Source: Ontario Superior Court of Justice

A group of Canadians targeted by the unconstitutional invocation of the Emergencies Act have filed a statement of claim in a multimillion-dollar lawsuit against the federal government, police, and banks. 

Loberg Ector LLP, a Calgary law firm representing 19 individuals and one corporation, has filed a statement of claim in the Ontario Superior Court of Justice seeking millions of dollars in damages against a range of actors, including Justin Trudeau and several members of his cabinet, Canadian financial institutions, the Ottawa Police Service and RCMP, as well as the Canadian Anti-Hate Network.

The plaintiffs are each seeking $2.2 million in damages plus legal fees and a declaration that their Charter rights to freedom of expression and protection against unlawful search and seizure were violated.

Justice Richard Mosley of the Federal Court ruled earlier this year that the invocation of the Emergencies Act was unreasonable and unconstitutional, prompting several civil lawsuits from people affected by the use of the extreme law.

The statement of claim describes the invocation of the Emergencies Act against the participants in the Freedom Convoy as “one of the largest and most egregious collective breaches of Charter rights in Canadian history.”

“The scope of the unlawful searches and seizures was astonishingly broad, disproportionate, ill-conceived, and contrary to the core constitutional values of all Canadians in our free and democratic society,” the claim goes on to say.

Trudeau is named personally in the lawsuit, as are Deputy Prime Minister Chrystia Freeland, former ministers Marco Mendicino and David Lametti, as well as Trudeau’s then-national security and intelligence adviser, Jody Thomas.

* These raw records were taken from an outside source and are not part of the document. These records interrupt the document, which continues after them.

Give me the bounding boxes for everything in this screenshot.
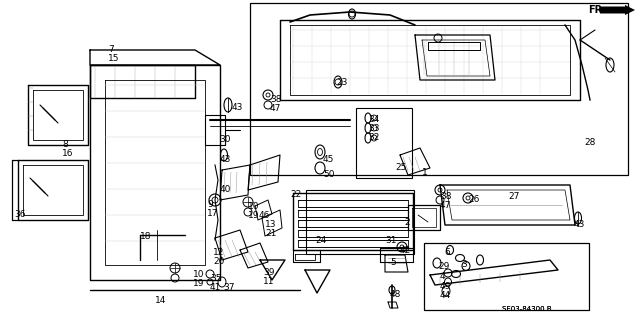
Text: FR.: FR. [588, 5, 606, 15]
Text: 36: 36 [14, 210, 26, 219]
Text: 33: 33 [368, 124, 380, 133]
Text: 32: 32 [368, 133, 380, 142]
Text: 26: 26 [468, 195, 479, 204]
Text: 19: 19 [248, 211, 259, 220]
Text: 46: 46 [259, 211, 270, 220]
Bar [306, 190, 414, 254]
Text: 11: 11 [263, 277, 275, 286]
FancyArrow shape [600, 5, 635, 15]
Text: 45: 45 [323, 155, 334, 164]
Bar [356, 108, 412, 178]
Text: 47: 47 [270, 104, 282, 113]
Text: 43: 43 [574, 220, 586, 229]
Text: 15: 15 [108, 54, 120, 63]
Bar [250, 3, 628, 175]
Text: 3: 3 [461, 260, 467, 269]
Text: 44: 44 [440, 291, 451, 300]
Text: 4: 4 [440, 272, 445, 281]
Text: 31: 31 [385, 236, 397, 245]
Text: 5: 5 [390, 258, 396, 267]
Text: 49: 49 [440, 282, 451, 291]
Text: 37: 37 [223, 283, 234, 292]
Text: SE03-84300 B: SE03-84300 B [502, 306, 552, 312]
Text: 23: 23 [336, 78, 348, 87]
Text: 13: 13 [265, 220, 276, 229]
Text: 35: 35 [210, 274, 221, 283]
Text: SE03-84300 B: SE03-84300 B [502, 306, 552, 312]
Text: 9: 9 [207, 200, 212, 209]
Text: 42: 42 [400, 246, 412, 255]
Text: 10: 10 [248, 202, 259, 211]
Text: 12: 12 [213, 248, 225, 257]
Text: 34: 34 [368, 115, 380, 124]
Text: 50: 50 [323, 170, 335, 179]
Bar [424, 243, 589, 310]
Text: 8: 8 [62, 140, 68, 149]
Text: 16: 16 [62, 149, 74, 158]
Text: 43: 43 [220, 155, 232, 164]
Text: 38: 38 [270, 95, 282, 104]
Text: 27: 27 [508, 192, 520, 201]
Text: 17: 17 [207, 209, 218, 218]
Text: 48: 48 [390, 290, 401, 299]
Text: 19: 19 [193, 279, 205, 288]
Text: 18: 18 [140, 232, 152, 241]
Text: 1: 1 [422, 168, 428, 177]
Text: 43: 43 [232, 103, 243, 112]
Text: 47: 47 [440, 201, 451, 210]
Text: 14: 14 [155, 296, 166, 305]
Text: 24: 24 [315, 236, 326, 245]
Text: 20: 20 [213, 257, 225, 266]
Text: 2: 2 [404, 218, 410, 227]
Text: 38: 38 [440, 192, 451, 201]
Text: 21: 21 [265, 229, 276, 238]
Text: 30: 30 [219, 135, 230, 144]
Text: 28: 28 [584, 138, 595, 147]
Text: 29: 29 [438, 262, 449, 271]
Text: 10: 10 [193, 270, 205, 279]
Text: 22: 22 [290, 190, 301, 199]
Text: 41: 41 [210, 283, 221, 292]
Text: 25: 25 [395, 163, 406, 172]
Text: 39: 39 [263, 268, 275, 277]
Text: 6: 6 [444, 248, 450, 257]
Text: 40: 40 [220, 185, 232, 194]
Text: 7: 7 [108, 45, 114, 54]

The Royal Canadian Mounted Police and the Ottawa Police are named, as are former RCMP commissioner Brenda Lucki and the acting Ottawa Police commissioner Steve Bell at the time of the Emergencies Act’s use.

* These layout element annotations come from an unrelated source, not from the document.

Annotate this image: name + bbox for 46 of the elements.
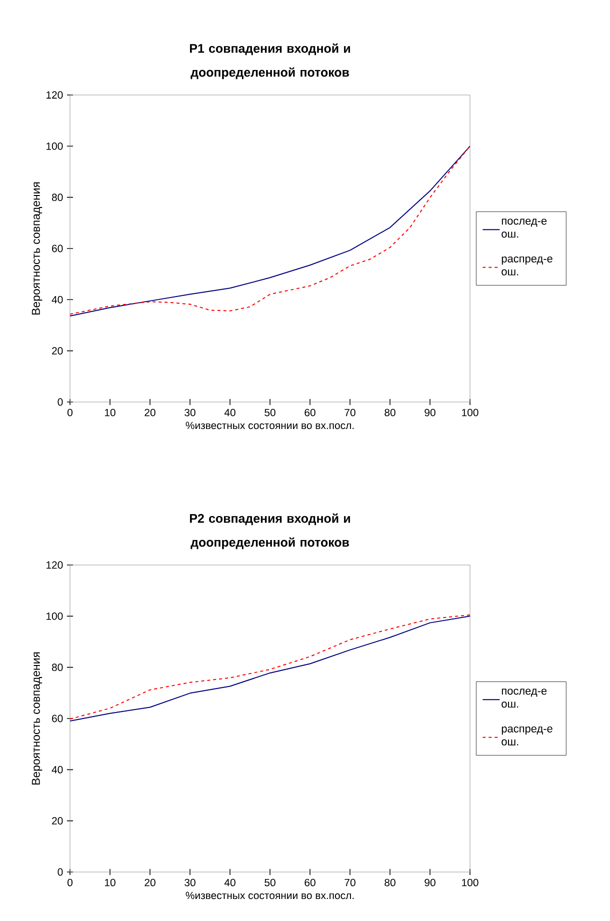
chart-title: P1 совпадения входной и доопределенной потоков <box>190 43 350 80</box>
y-tick-label: 60 <box>52 714 63 722</box>
x-axis-title: %известных состоянии во вх.посл. <box>186 422 354 430</box>
y-tick-label: 100 <box>46 142 63 150</box>
x-tick-label: 70 <box>344 408 356 416</box>
x-tick-label: 30 <box>184 408 196 416</box>
y-axis-title: Вероятность совпадения <box>32 182 42 315</box>
x-tick-label: 40 <box>224 408 236 416</box>
x-tick-label: 70 <box>344 878 356 886</box>
y-tick-label: 80 <box>52 194 63 202</box>
y-tick-label: 20 <box>52 347 63 355</box>
x-tick-label: 80 <box>384 408 396 416</box>
y-axis-title: Вероятность совпадения <box>32 652 42 785</box>
y-tick-label: 100 <box>46 612 63 620</box>
y-tick-label: 120 <box>46 561 63 569</box>
legend-label: распред-е ош. <box>502 256 552 276</box>
x-tick-label: 60 <box>304 878 316 886</box>
chart-title: P2 совпадения входной и доопределенной потоков <box>190 513 350 550</box>
legend-label: распред-е ош. <box>502 726 552 746</box>
legend-label: послед-е ош. <box>502 688 547 708</box>
x-tick-label: 60 <box>304 408 316 416</box>
y-tick-label: 20 <box>52 817 63 825</box>
y-tick-label: 60 <box>52 244 63 252</box>
y-tick-label: 0 <box>58 398 63 406</box>
y-tick-label: 80 <box>52 664 63 672</box>
y-tick-label: 0 <box>58 868 63 876</box>
x-tick-label: 10 <box>104 878 116 886</box>
x-tick-label: 0 <box>68 408 72 416</box>
x-tick-label: 100 <box>462 878 478 886</box>
x-tick-label: 80 <box>384 878 396 886</box>
x-tick-label: 10 <box>104 408 116 416</box>
legend-label: послед-е ош. <box>502 218 547 238</box>
x-tick-label: 40 <box>224 878 236 886</box>
x-tick-label: 0 <box>68 878 72 886</box>
y-tick-label: 40 <box>52 296 63 304</box>
x-tick-label: 50 <box>264 408 276 416</box>
x-tick-label: 50 <box>264 878 276 886</box>
x-tick-label: 20 <box>144 408 156 416</box>
x-axis-title: %известных состоянии во вх.посл. <box>186 892 354 900</box>
x-tick-label: 90 <box>424 408 436 416</box>
y-tick-label: 40 <box>52 766 63 774</box>
x-tick-label: 20 <box>144 878 156 886</box>
x-tick-label: 100 <box>462 408 478 416</box>
y-tick-label: 120 <box>46 91 63 99</box>
x-tick-label: 30 <box>184 878 196 886</box>
x-tick-label: 90 <box>424 878 436 886</box>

The lawsuit also singles out Canada’s big five banks, as well as several small regional banks and credit unions.

Besides financial damages, the plaintiffs are seeking a declaration from the Ontario Superior Court that the defendants acted unlawfully by declaring a public order emergency against the Freedom Convoy and that they acted unlawfully when they ordered the seizure of bank accounts.

Plaintiffs are seeking $1,000,000 in punitive damages for “the malicious, reprehensible, and high-handed misconduct of the Defendants,” along with $500,000 in general and special damages for the breach of contract and the seizure of bank accounts.

The statement of claim seeks a further $500,000 in damages for the breach of Charter rights, plus $200,000 in damages for “injurious defamation” and “assault and battery”.

“This action provides an important opportunity for this Court to vindicate the Charter rights of the Plaintiffs and in so doing promote the important constitutional and legal principles which ought to be safeguarded,” the statement reads.

The statement to the court goes on to read, “(T)his action further provides an important opportunity for this Court to deter future governments from improperly enacting draconian measures without justification for political means by providing an award of compensable damages to the Plaintiffs.”